My mother would often try to send me off to do things with other males, even though I didn’t want to. And she still doesn’t understand today, why I am not comfortable with males. I have, however, been able to make one link. Much of the sexual abuse I copped was from other boys who didn’t see me as a boy and used things to try their own form of ABA to make me more like them. I know the abuse was not my fault, but I have never truly felt comfortable being a male. I own my autism and wear it with pride. Now, I face the difficulty of how to be able to live as my more authentic self, without having my mother say, “Oh, you shouldn’t be doing that.”

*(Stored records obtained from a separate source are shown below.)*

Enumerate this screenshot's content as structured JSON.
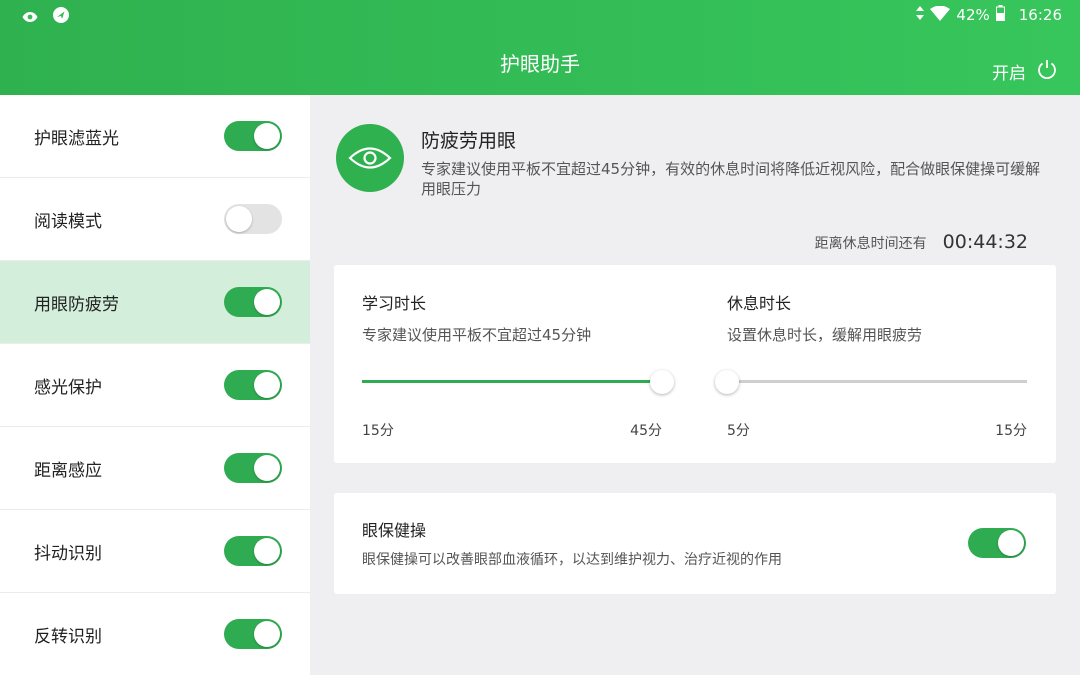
{
  "status_bar": {
    "battery": "42%",
    "time": "16:26"
  },
  "header": {
    "title": "护眼助手",
    "power_label": "开启"
  },
  "sidebar": {
    "items": [
      {
        "label": "护眼滤蓝光",
        "on": true
      },
      {
        "label": "阅读模式",
        "on": false
      },
      {
        "label": "用眼防疲劳",
        "on": true,
        "selected": true
      },
      {
        "label": "感光保护",
        "on": true
      },
      {
        "label": "距离感应",
        "on": true
      },
      {
        "label": "抖动识别",
        "on": true
      },
      {
        "label": "反转识别",
        "on": true
      }
    ]
  },
  "main": {
    "intro": {
      "title": "防疲劳用眼",
      "description": "专家建议使用平板不宜超过45分钟，有效的休息时间将降低近视风险，配合做眼保健操可缓解用眼压力"
    },
    "countdown": {
      "label": "距离休息时间还有",
      "value": "00:44:32"
    },
    "study": {
      "title": "学习时长",
      "description": "专家建议使用平板不宜超过45分钟",
      "min_label": "15分",
      "max_label": "45分",
      "level": 1.0
    },
    "rest": {
      "title": "休息时长",
      "description": "设置休息时长，缓解用眼疲劳",
      "min_label": "5分",
      "max_label": "15分",
      "level": 0.0
    },
    "eye_exercise": {
      "title": "眼保健操",
      "description": "眼保健操可以改善眼部血液循环，以达到维护视力、治疗近视的作用",
      "on": true
    }
  },
  "colors": {
    "accent": "#2fb14f",
    "selected_bg": "#d3efdb",
    "toggle_off": "#e3e3e3"
  }
}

Maybe I can get my sister-in-law to understand, but my mother is just like her father in that respect, in that my father or I could tell my grandfather something and he’d ignore it, but he’d come home from the bowls club and say, “Oh, Fred Murray said that this is what you should do.” And you’d have been telling him that all along. So, if I told my grandfather that I’m autistic, he’d ignore it, but if he went to the bowls club and someone told him that, he’d come home and say, “Oh, Thelma Murray said that Peter’s as classic a case of what used to be called Asperger’s Autism as you’ll meet.” It took my sister-in-law, who is a mental health nurse, to tell her that.
But unless I can get her to do the same thing about my gender issues, I think my participation in family gatherings will be selective and probably confined to my favourite aunty and cousin.